Foley's bet to increase prices
Peloton, which filed confidentially for an initial public offering on Wednesday, might not have gained a cult following had it not raised the price of its in-home exercise bike to $2,245 early on.
“It was interesting psychology that we teased out,” Peloton CEO John Foley recalled in an interview last year with Yahoo Finance.
“In the very, very early days, we charged $1,200 for the Peloton bike for the first couple of months. And what turned out happening is we heard from customers that the bike must be poorly built if you’re charging $1,200 for it. We charged $2,000 dollars for it, and sales increased, because people said, ‘Oh, it must be a quality bike.'”
Peloton's early struggles
Foley is ready to take Peloton to the next level, this time, as a publicly-traded company. Peloton on Wednesday announced it had filed confidentially for an initial public offering, but the company has not yet determined the price for the IPO or the number of shares that will be offered. Peloton last raised a $550 million Series F round of funding, led by venture capital firm TCV, in August 2018, valuing the company at $4 billion.
It’s a stark difference from nearly seven years ago, when Foley, a serial entrepreneur and former Barnes and Noble executive, found himself turned down by over 400 investors, who didn’t see a viable business in developing and selling fitness equipment for the home, including yet another exercise bike.
A crowded market
Now, the situation is different for the in-home fitness market, which is even more crowded with quality devices, ranging from — yes — more exercise bikes like the cheaper $800 Echelon Fit to even a $1,500 mirror with a virtual trainer.
The New York City-based Peloton, which now has over 900 employees, has seen its business grow, driven largely by sales of its slick, internet-connected stationary bikes that stream thousands of live and pre-recorded SoulCycle-esque group classes into people’s homes.

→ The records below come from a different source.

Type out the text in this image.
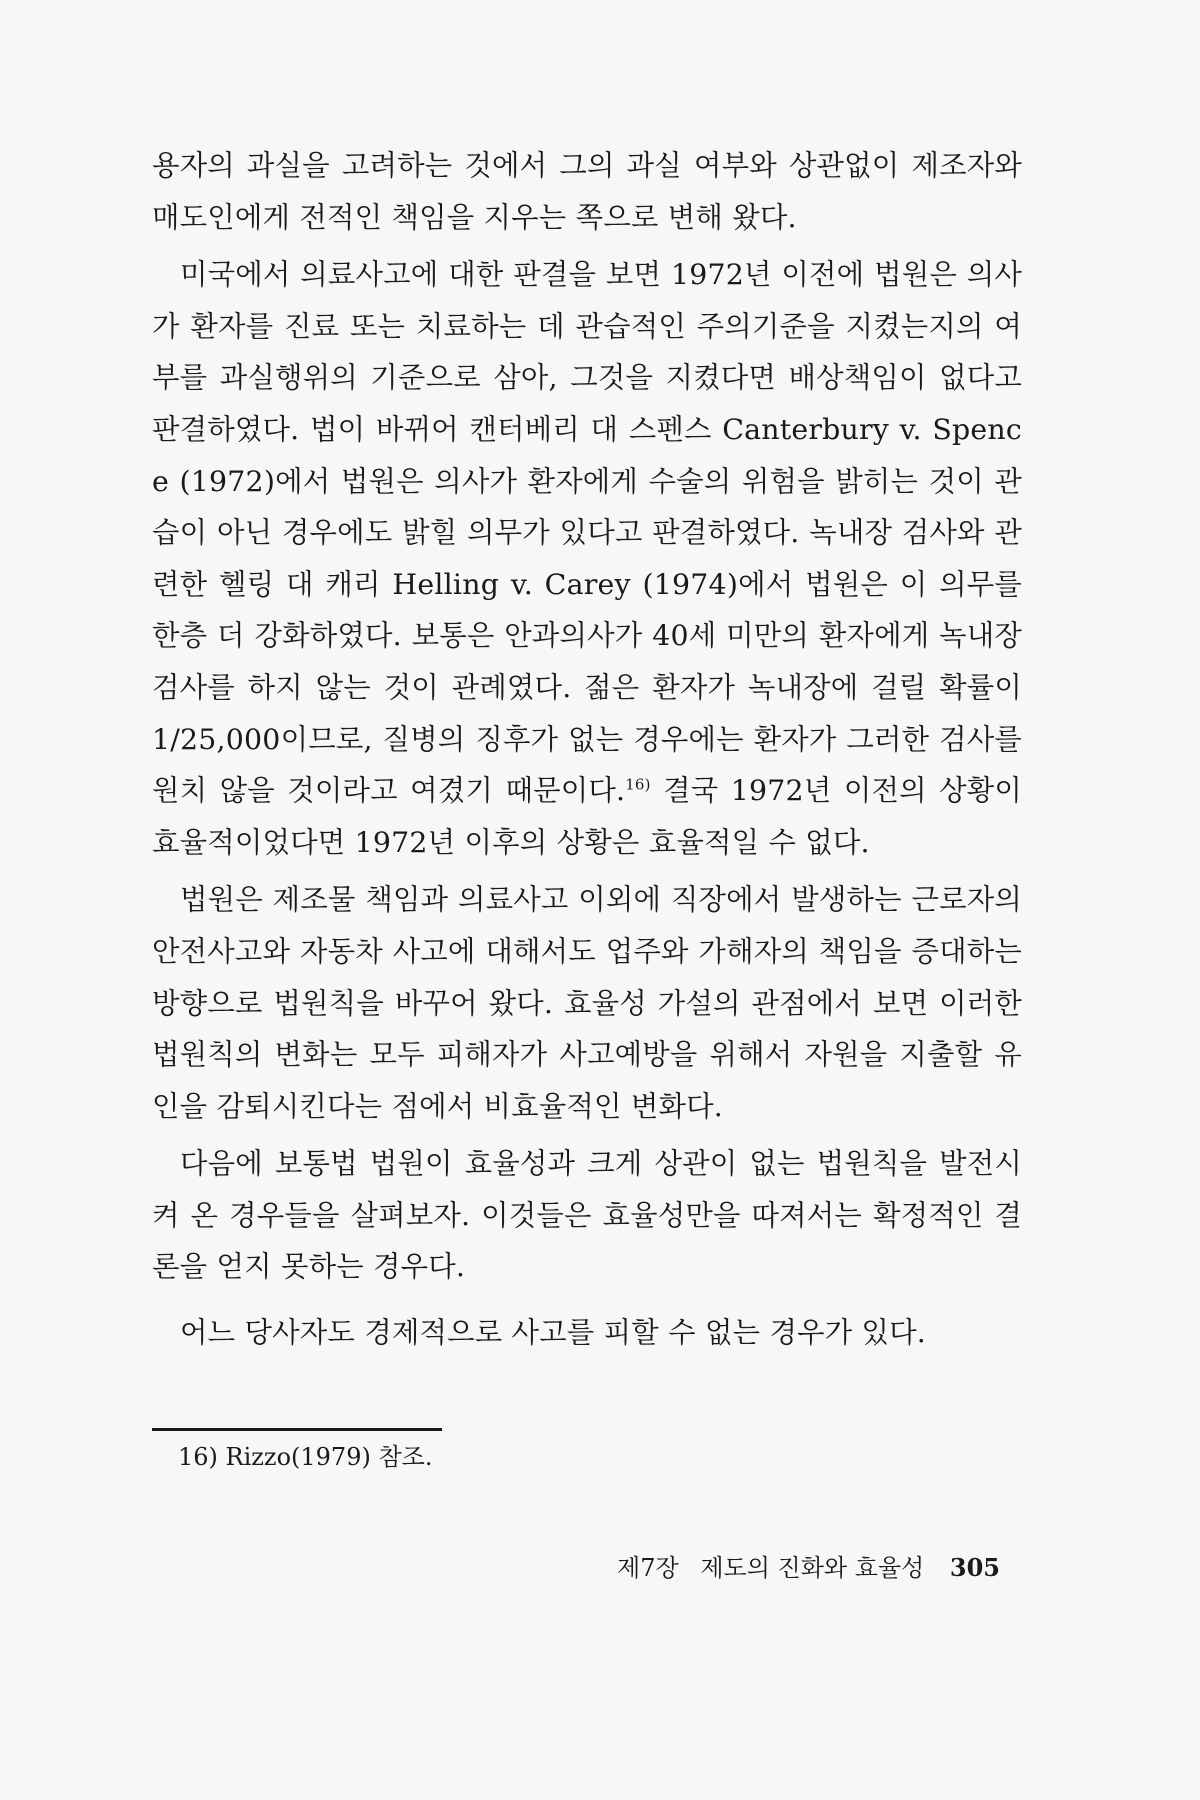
용자의 과실을 고려하는 것에서 그의 과실 여부와 상관없이 제조자와 매도인에게 전적인 책임을 지우는 쪽으로 변해 왔다.

미국에서 의료사고에 대한 판결을 보면 1972년 이전에 법원은 의사가 환자를 진료 또는 치료하는 데 관습적인 주의기준을 지켰는지의 여부를 과실행위의 기준으로 삼아, 그것을 지켰다면 배상책임이 없다고 판결하였다. 법이 바뀌어 캔터베리 대 스펜스 Canterbury v. Spence (1972)에서 법원은 의사가 환자에게 수술의 위험을 밝히는 것이 관습이 아닌 경우에도 밝힐 의무가 있다고 판결하였다. 녹내장 검사와 관련한 헬링 대 캐리 Helling v. Carey (1974)에서 법원은 이 의무를 한층 더 강화하였다. 보통은 안과의사가 40세 미만의 환자에게 녹내장 검사를 하지 않는 것이 관례였다. 젊은 환자가 녹내장에 걸릴 확률이 1/25,000이므로, 질병의 징후가 없는 경우에는 환자가 그러한 검사를 원치 않을 것이라고 여겼기 때문이다.$^{16)}$ 결국 1972년 이전의 상황이 효율적이었다면 1972년 이후의 상황은 효율적일 수 없다.

법원은 제조물 책임과 의료사고 이외에 직장에서 발생하는 근로자의 안전사고와 자동차 사고에 대해서도 업주와 가해자의 책임을 증대하는 방향으로 법원칙을 바꾸어 왔다. 효율성 가설의 관점에서 보면 이러한 법원칙의 변화는 모두 피해자가 사고예방을 위해서 자원을 지출할 유인을 감퇴시킨다는 점에서 비효율적인 변화다.

다음에 보통법 법원이 효율성과 크게 상관이 없는 법원칙을 발전시켜 온 경우들을 살펴보자. 이것들은 효율성만을 따져서는 확정적인 결론을 얻지 못하는 경우다.

어느 당사자도 경제적으로 사고를 피할 수 없는 경우가 있다.

16) Rizzo(1979) 참조.
제7장 제도의 진화와 효율성 305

The company has sold over 400,000 Peloton bikes, according to a CNBC report earlier this year, which start at $1,995 (plus a $250 delivery fee and $39 monthly membership), earning a cult following of users who include Mark Zuckerberg, Richard Branson, Ellen DeGeneres, David Beckham, and Sean “Diddy” Combs. Along with the membership fee, Peloton offers an app with videos for spinning, running, strength training, and stretching.
Foley said pre-sales of Peloton’s newer $4,000 internet-connected treadmill — a machine that chucks the old-school rolling conveyor belt in favor of smoother running slats — were triple the company’s internal estimates for the first six months. And since September 2018, Peloton has gone global, opening six showrooms across Canada and five stores in London alone, according to the company’s website.
Are Americans getting healthier?
It’s all part of a larger business play for Foley, which includes capitalizing on a slowly growing trend with Americans becoming more fitness-conscious. According to a report from the International Health, Racquet & Sportsclub Association due out later this year, 62.5 million Americans now own gym memberships — up 2.6% from 60.9 million in 2017.
By slowly rolling out new types of high-quality, internet-connected fitness equipment for the home, Foley contends he can get new customers to spend less time ponying up for gym memberships and more time exercising on Peloton machines in the convenience of one’s home. (Peloton is currently developing a third piece of fitness equipment, although Foley declined to give specifics.)
“You’re experiencing all the cardio you want from … your own home,” Foley explains. “Will you cancel your gym membership? Potentially, because you have better fitness equipment, better instructors, better software, better hardware, and a better location — and we’re going to make sure that’s a better value.”
Peloton’s growing pack of competitors will no doubt be watching closely.